When Basil tries to persuade the Hamiltons to stay by saying their steaks are almost ready, Mr Hamilton yells at Basil, stating the hotel is "the crummiest, shoddiest, most badly run hotel in Western Europe" and compares Basil to Donald Duck. Attracted by the noise, other guests gather, and Basil browbeats them into acknowledging the quality of his hotel. However, as he continues to argue with Mr Hamilton, the other guests start airing their own grievances. As he goes off to pack his bags, Mr Hamilton laughs at Basil, who snaps at the other guests and tells Sybil that either the guests go, or he does. Sybil stares at him. Basil stalks out of the hotel, only to return seconds later after he realises it is raining, and requests a room and breakfast in bed, complete with a Waldorf salad and "lashings of hot screwdriver".

==Cast==

=== Main ===
- John Cleese as Basil Fawlty
- Prunella Scales as Sybil Fawlty
- Andrew Sachs as Manuel
- Connie Booth as Polly Sherman
- Ballard Berkeley as Major Gowen
- Brian Hall as Terry the Chef
- Gilly Flower as Miss Abitha Tibbs
- Renee Roberts as Miss Ursula Gatsby

=== Guest ===
- Bruce Boa as Mr (Harry) Hamilton
- Claire Nielson as Mrs Hamilton
- Norman Bird as Mr Arrad
- Stella Tanner as Mrs Arrad
- June Ellis as Mrs Johnston
- Terence Conoley as Mr Johnston
- Anthony Dawes as Mr Libson
- Dorothy Frere as Miss (Doris) Hare
- Beatrice Shaw as Miss Gurke

== Production ==
=== Development ===
The episode, which was originally titled "USA", was filmed on 21 January 1979 in Studio 1 of the BBC Television Centre. It was the first episode of the second series to be recorded, but aired as the third episode in the series.

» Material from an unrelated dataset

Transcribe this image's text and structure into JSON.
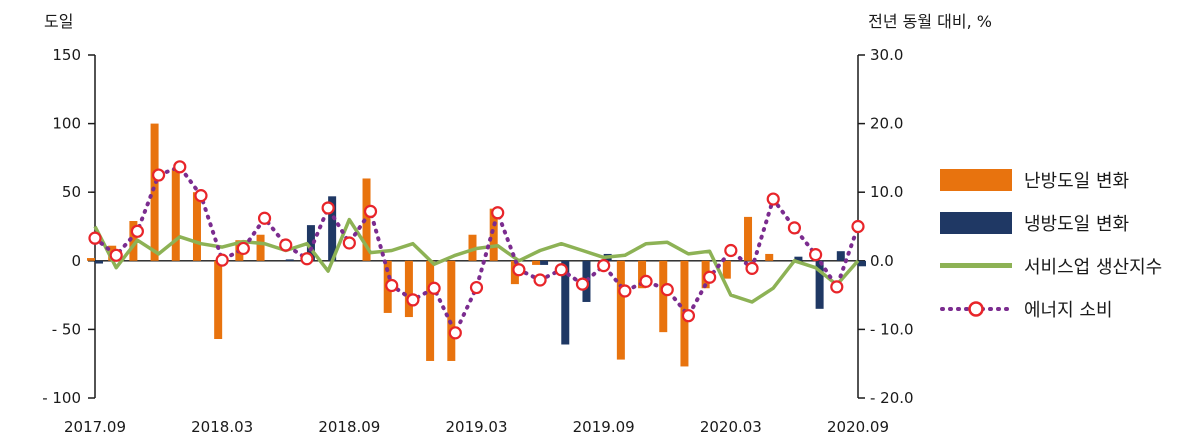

Co-writer John Cleese believed that "the English don't know how to complain", a preposition that inspired this episode. "The whole point about 'Waldorf Salad' is that the Americans can do what the English can't. The English can't complain because we think it's going to be aggressive and something to do with losing your temper and losing face." Conversely, Cleese noted that "some Americans are capable of being very direct in a way that achieves the object without ever seeming rude. They can just assert themselves with the right degree of energy."

=== Casting ===
Bruce Boa, the Canadian-born actor who played American guest Mr Hamilton in this episode, had previously appeared in the British sitcom Yanks Go Home, playing American sergeant Gus Polaski. Norman Bird, who played Mr Arrad in this episode, had also appeared in that series. Bird had previously appeared in the 1973 Comedy Playhouse pilot "Elementary, My Dear Watson", which starred John Cleese as Sherlock Holmes. Terence Conoley had appeared in a previous episode of Fawlty Towers, 1975's "A Touch of Class", as hotel guest Mr Wareing.

==Reception==
The episode has been described as being "massively popular" and a great commercial success internationally in the 1980s and 1990s. Its source of amusement derives from the cultural differences between the Americans and the British and the perceived differences in manners. The American is very rude in expecting food which is not on the menu and complaining about the service in contrast to the English guests who are very guarded when it comes to complaining. The book Great, Grand & Famous Hotels remarked that "Fawlty Towers is real to everybody who has ever worked in a hotel, anybody who has ever stayed in one, or anyone who has ever tried, unsuccessfully, to order a Waldorf salad." A scene from the episode, in which Basil is confused over Mr Hamilton's request for a Waldorf salad, is cited as an example of language misunderstandings between different cultures in the student textbook Understanding Language Through Humor. Bruce Boa's performance as Mr Hamilton has been praised as being one of the greatest guest performances in the series.

In 2022, a camera script of "Waldorf Salad" sold at East Bristol Auctions for a record amount of £12,000, beating the previous record held by "The Jolly Boys' Outing" script from Only Fools and Horses.